Software-only devices not backed by hardware (RAM disk, loopback, etc.).

Overview

VirtualDevices are software-only device implementations in JNode that provide the same interface as hardware devices but without any physical hardware dependency. They extend the Device class but pass null for the bus parameter, indicating they are not connected to any physical bus like PCI or USB.

The virtual device framework enables several important capabilities in JNode:

  • RAM disks: In-memory block devices for fast temporary storage
  • Testing: Device simulation without requiring actual hardware
  • Software-only functionality: Loopback interfaces, virtual network devices

VirtualDevices integrate seamlessly with the DeviceManager and can be accessed through the same DeviceAPI pattern as hardware devices. They must implement the same lifecycle (register, start, stop) but don't require hardware resource allocation.

Key Components

Class / File Role
core/src/driver/org/jnode/driver/virtual/VirtualDevice.java Base class for virtual devices; extends Device with null bus
core/src/driver/org/jnode/driver/virtual/VirtualDeviceDriver.java Driver for virtual devices; handles device renaming on startup
core/src/driver/org/jnode/driver/virtual/VirtualDeviceFactory.java Factory for creating and registering virtual devices with DeviceManager
core/src/driver/org/jnode/driver/Device.java Base device class that VirtualDevice extends
core/src/driver/org/jnode/driver/DeviceManager.java Central registry where virtual devices are registered

How It Works

Device Creation and Registration

VirtualDevices are created through the VirtualDeviceFactory:

VirtualDevice device = VirtualDeviceFactory.createDevice("myVirtualDevice");

The factory performs these steps:

  1. Creates a new VirtualDevice instance with the given name
  2. Attaches a VirtualDeviceDriver to the device
  3. Retrieves the DeviceManager via DeviceUtils.getDeviceManager()
  4. Registers the device with the DeviceManager

VirtualDevice Class

The VirtualDevice class extends Device but passes null for the bus:

public class VirtualDevice extends Device {
    private final String initialName;

    public VirtualDevice(String id) {
        super(null, id);  // null bus indicates virtual device
        this.initialName = id;
    }
}

The null bus is the key indicator that this is a virtual device.

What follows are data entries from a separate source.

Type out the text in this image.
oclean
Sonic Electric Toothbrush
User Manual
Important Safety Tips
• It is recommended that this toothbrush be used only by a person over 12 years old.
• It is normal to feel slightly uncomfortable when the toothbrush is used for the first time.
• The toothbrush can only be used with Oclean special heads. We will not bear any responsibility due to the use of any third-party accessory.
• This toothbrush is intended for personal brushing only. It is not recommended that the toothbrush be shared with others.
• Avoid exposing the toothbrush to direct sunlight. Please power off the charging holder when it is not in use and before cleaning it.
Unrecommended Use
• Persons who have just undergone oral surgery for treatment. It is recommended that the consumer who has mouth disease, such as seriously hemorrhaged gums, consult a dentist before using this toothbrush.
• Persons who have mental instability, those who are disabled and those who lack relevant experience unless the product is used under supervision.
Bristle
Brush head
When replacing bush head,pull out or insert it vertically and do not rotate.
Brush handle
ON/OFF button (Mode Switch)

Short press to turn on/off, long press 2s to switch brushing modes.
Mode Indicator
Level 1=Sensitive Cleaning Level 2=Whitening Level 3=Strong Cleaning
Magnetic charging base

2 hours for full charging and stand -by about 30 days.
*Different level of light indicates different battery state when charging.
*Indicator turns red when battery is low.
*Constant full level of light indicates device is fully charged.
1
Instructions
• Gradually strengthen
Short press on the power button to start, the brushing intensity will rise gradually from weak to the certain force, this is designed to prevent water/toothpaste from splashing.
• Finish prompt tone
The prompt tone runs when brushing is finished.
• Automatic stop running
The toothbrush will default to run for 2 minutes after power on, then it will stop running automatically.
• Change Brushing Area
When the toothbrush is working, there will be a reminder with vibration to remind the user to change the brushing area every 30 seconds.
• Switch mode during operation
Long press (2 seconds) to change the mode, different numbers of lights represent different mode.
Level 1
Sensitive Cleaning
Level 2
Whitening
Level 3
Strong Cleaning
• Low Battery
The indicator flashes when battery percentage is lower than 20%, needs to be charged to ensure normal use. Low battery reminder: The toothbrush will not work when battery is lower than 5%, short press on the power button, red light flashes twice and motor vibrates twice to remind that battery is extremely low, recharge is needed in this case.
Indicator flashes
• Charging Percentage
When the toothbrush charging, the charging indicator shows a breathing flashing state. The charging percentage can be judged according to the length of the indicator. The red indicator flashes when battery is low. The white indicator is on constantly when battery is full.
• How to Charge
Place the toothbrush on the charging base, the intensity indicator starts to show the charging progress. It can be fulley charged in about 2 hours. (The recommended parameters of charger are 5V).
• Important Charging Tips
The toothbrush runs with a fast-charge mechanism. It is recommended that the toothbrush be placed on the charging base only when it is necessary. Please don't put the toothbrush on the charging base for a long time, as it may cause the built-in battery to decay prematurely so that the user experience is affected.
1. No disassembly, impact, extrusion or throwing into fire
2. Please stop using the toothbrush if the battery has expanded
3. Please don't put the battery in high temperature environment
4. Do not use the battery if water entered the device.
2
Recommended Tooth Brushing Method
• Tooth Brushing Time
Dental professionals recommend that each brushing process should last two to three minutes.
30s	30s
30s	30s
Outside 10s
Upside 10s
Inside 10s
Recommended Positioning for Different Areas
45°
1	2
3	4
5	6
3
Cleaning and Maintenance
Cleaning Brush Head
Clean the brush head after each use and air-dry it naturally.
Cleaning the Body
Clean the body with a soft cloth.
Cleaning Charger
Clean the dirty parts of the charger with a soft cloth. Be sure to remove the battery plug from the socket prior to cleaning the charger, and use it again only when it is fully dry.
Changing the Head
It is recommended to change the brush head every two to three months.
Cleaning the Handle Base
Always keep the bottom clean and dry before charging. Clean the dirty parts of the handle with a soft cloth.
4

The DeviceManager recognizes this and treats the device differently from hardware devices.

VirtualDeviceDriver Behavior

The VirtualDeviceDriver extends Driver and provides minimal startup behavior:

protected void startDevice() throws DriverException {
    VirtualDevice device = (VirtualDevice) getDevice();
    device.getManager().rename(device, device.getInitialName(), true);
}

On startup, the driver renames the device to its initial name (allowing the user-specified name to take effect after registration).

Integration with Device Framework

VirtualDevices participate fully in the device framework:

  • They implement DeviceAPI interfaces just like hardware devices
  • They can be discovered through the DeviceManager
  • Filesystems and other consumers access them through the same APIs
  • They support the full device lifecycle (register, start, stop, unregister)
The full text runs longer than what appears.